The B.C. Liberals made their MSP move in the budget, announcing plans to cut premiums in half for everyone earning under $120,000 a year. It’s only half the loaf that the NDP promised, but it’s presented as a real tax cut (up to $900 a year), in that no corresponding increases elsewhere are contemplated.
The Liberals are trying to highlight the misleading impression the NDP left by promising to eliminate a tax, then confirming it’s just going to be replaced by something better. But it was widely assumed that straight-up elimination isn’t in the cards, since it would cost the government an enormous amount of money.
It will bring in $2.5 billion this year. If the Liberal cut takes effect next year, it would collect $1.76 billion.
The B.C. Greens have a similar switchover from premiums to income-tax hikes in their plans.
The NDP is firing back by saying the other part of the Liberal MSP promise is starting to fall apart. Along with the 50 per cent cut, the Liberals matched their opponents by stressing they intend to begin the process of eliminating premiums.
But that is a long-range idea that looks even further away given subsequent Liberal talk about how it will happen when the economy can afford it.

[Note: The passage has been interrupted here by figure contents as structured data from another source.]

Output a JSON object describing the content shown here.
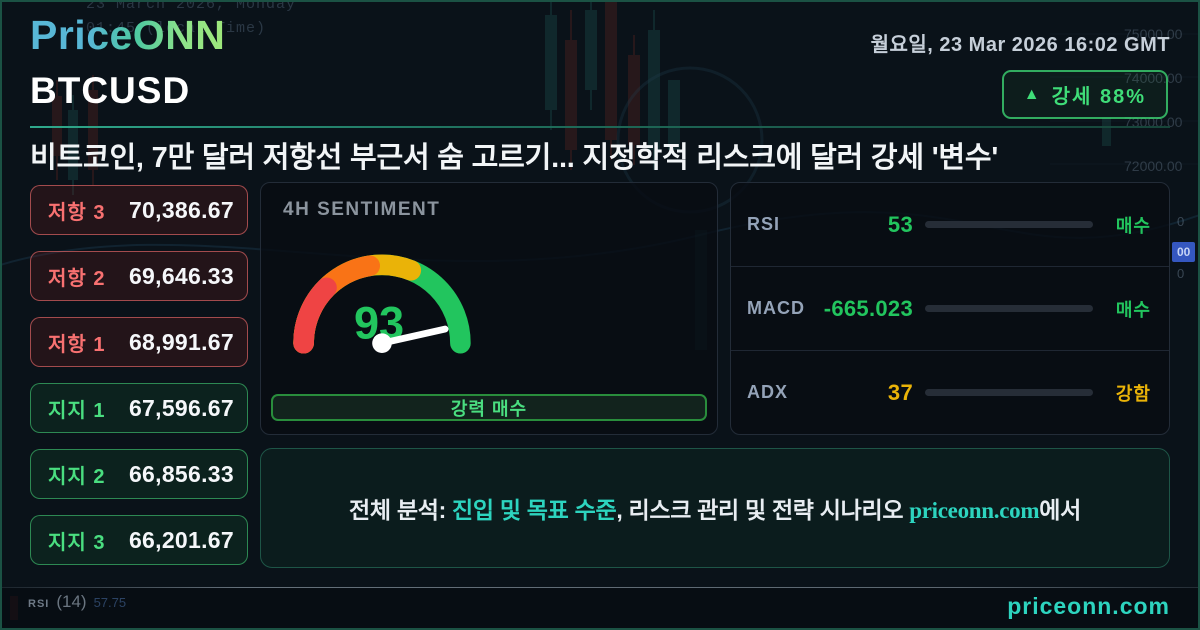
{
  "header": {
    "logo_text": "PriceONN",
    "datetime": "월요일, 23 Mar 2026 16:02 GMT",
    "symbol": "BTCUSD",
    "badge": {
      "arrow": "▲",
      "text": "강세 88%"
    }
  },
  "headline": "비트코인, 7만 달러 저항선 부근서 숨 고르기... 지정학적 리스크에 달러 강세 '변수'",
  "levels": [
    {
      "type": "resistance",
      "label": "저항 3",
      "value": "70,386.67"
    },
    {
      "type": "resistance",
      "label": "저항 2",
      "value": "69,646.33"
    },
    {
      "type": "resistance",
      "label": "저항 1",
      "value": "68,991.67"
    },
    {
      "type": "support",
      "label": "지지 1",
      "value": "67,596.67"
    },
    {
      "type": "support",
      "label": "지지 2",
      "value": "66,856.33"
    },
    {
      "type": "support",
      "label": "지지 3",
      "value": "66,201.67"
    }
  ],
  "sentiment": {
    "title": "4H SENTIMENT",
    "score": 93,
    "score_display": "93",
    "label": "강력 매수"
  },
  "indicators": {
    "rows": [
      {
        "name": "RSI",
        "value": "53",
        "signal": "매수",
        "fill_pct": 53,
        "color": "#22c55e"
      },
      {
        "name": "MACD",
        "value": "-665.023",
        "signal": "매수",
        "fill_pct": 100,
        "color": "#22c55e"
      },
      {
        "name": "ADX",
        "value": "37",
        "signal": "강함",
        "fill_pct": 37,
        "color": "#eab308"
      }
    ]
  },
  "cta": {
    "prefix": "전체 분석: ",
    "link1": "진입 및 목표 수준",
    "middle": ", 리스크 관리 및 전략 시나리오 ",
    "site": "priceonn.com",
    "suffix": "에서"
  },
  "footer": {
    "rsi_abbr": "RSI",
    "rsi_period": "(14)",
    "rsi_value": "57.75",
    "brand": "priceonn.com"
  },
  "background": {
    "watermark_line1": "23 March 2026, Monday",
    "watermark_line2": "01:45 (local Time)",
    "axis_labels": [
      "75000.00",
      "74000.00",
      "73000.00",
      "72000.00"
    ],
    "peek_digit": "0",
    "price_tag": "00"
  },
  "colors": {
    "green": "#22c55e",
    "red": "#f87171",
    "yellow": "#eab308",
    "teal": "#2dd4bf"
  }
}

The rest of Canada either never devised standalone premiums, or got rid of them in some fashion years ago. So it is doable.
But there are a lot of confusing arguments to get through in B.C. before the province falls in line.
Liberals say the NDP promise to wipe it out is fake, since it will just be replaced by something else.
The NDP says the Liberals are only going halfway, and only up to a certain income limit. And their vague promise to go further is fading into the distance.
The argument over the past few years has succeeded in moving the dial. The vote on May 9 will decide how and how far that continues.